Alert on health record access
Healthcare workers have raised new My Health Record privacy concerns.
Nurses have told reporters that a tradition of shared logins and open computers at some healthcare organisations mean unauthorised people could easily access sensitive health data, and the system would not know who it was.
For some, it adds to the growing list of concerns about the national e-health database.
“Some [computer] logins remain active for weeks, and an access credential issued to an individual is often used by multiple people,” a nurse has reportedly told the ABC.
The Australian Digital Health Agency (ADHA), which oversees My Health Record, says it enforces strict cybersecurity standards.
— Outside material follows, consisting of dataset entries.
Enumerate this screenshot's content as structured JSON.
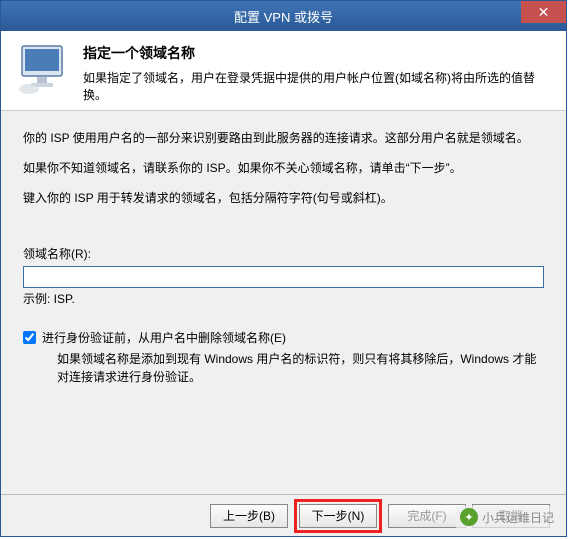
{
  "window": {
    "title": "配置 VPN 或拨号",
    "close": "✕"
  },
  "header": {
    "title": "指定一个领域名称",
    "desc": "如果指定了领域名，用户在登录凭据中提供的用户帐户位置(如域名称)将由所选的值替换。"
  },
  "body": {
    "para1": "你的 ISP 使用用户名的一部分来识别要路由到此服务器的连接请求。这部分用户名就是领域名。",
    "para2": "如果你不知道领域名，请联系你的 ISP。如果你不关心领域名称，请单击“下一步”。",
    "para3": "键入你的 ISP 用于转发请求的领域名，包括分隔符字符(句号或斜杠)。"
  },
  "field": {
    "label": "领域名称(R):",
    "value": "",
    "example": "示例: ISP."
  },
  "checkbox": {
    "checked": true,
    "label": "进行身份验证前，从用户名中删除领域名称(E)",
    "desc": "如果领域名称是添加到现有 Windows 用户名的标识符，则只有将其移除后，Windows 才能对连接请求进行身份验证。"
  },
  "buttons": {
    "back": "上一步(B)",
    "next": "下一步(N)",
    "finish": "完成(F)",
    "cancel": "取消"
  },
  "watermark": {
    "text": "小兵运维日记"
  }
}
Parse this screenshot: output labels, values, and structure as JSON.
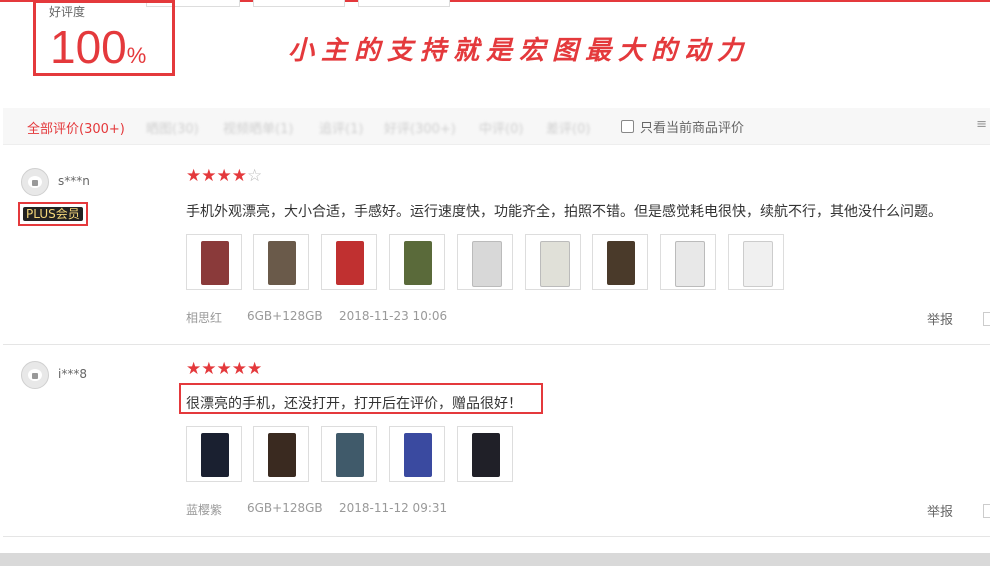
{
  "rating": {
    "label": "好评度",
    "value": "100",
    "unit": "%"
  },
  "slogan": "小主的支持就是宏图最大的动力",
  "filters": {
    "all": "全部评价(300+)",
    "hidden": [
      "晒图(30)",
      "视频晒单(1)",
      "追评(1)",
      "好评(300+)",
      "中评(0)",
      "差评(0)"
    ],
    "only_current_label": "只看当前商品评价",
    "more": "≡"
  },
  "reviews": [
    {
      "username": "s***n",
      "badge": "PLUS会员",
      "stars": 4,
      "max_stars": 5,
      "text": "手机外观漂亮，大小合适，手感好。运行速度快，功能齐全，拍照不错。但是感觉耗电很快，续航不行，其他没什么问题。",
      "color": "相思红",
      "spec": "6GB+128GB",
      "date": "2018-11-23 10:06",
      "report": "举报",
      "photo_colors": [
        "#8a3a3a",
        "#6a5a4a",
        "#c03030",
        "#5a6a3a",
        "#d8d8d8",
        "#e0e0d8",
        "#4a3a2a",
        "#e8e8e8",
        "#f0f0f0"
      ]
    },
    {
      "username": "i***8",
      "badge": "",
      "stars": 5,
      "max_stars": 5,
      "text": "很漂亮的手机，还没打开，打开后在评价，赠品很好！",
      "color": "蓝樱紫",
      "spec": "6GB+128GB",
      "date": "2018-11-12 09:31",
      "report": "举报",
      "photo_colors": [
        "#1a2030",
        "#3a2a20",
        "#405a6a",
        "#3a4aa0",
        "#202028"
      ]
    }
  ],
  "colors": {
    "accent": "#e4393c",
    "badge_bg": "#222222",
    "badge_text": "#f5d87a"
  }
}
“All hospitals have a responsibility and requirement to protect the privacy and security of patients' data, regardless of whether it's held on their own systems or contained on My Health Record,” a spokesperson said.
The nurse said his hospital often had a logged-in computer open all day in an operating theatre.
“Where I work, it's easy to access pathology, medical imaging and medical records without identifying yourself,” he said.
Health Informatics Society Australia surveyed healthcare workers last year, and found 61 per cent of public hospital respondents and 69 per cent of private hospital respondents had “some shared or generic” computer user credentials.
The ADHA says “no unauthorised viewing” of any individual's health information has occurred in the My Health Record system to date.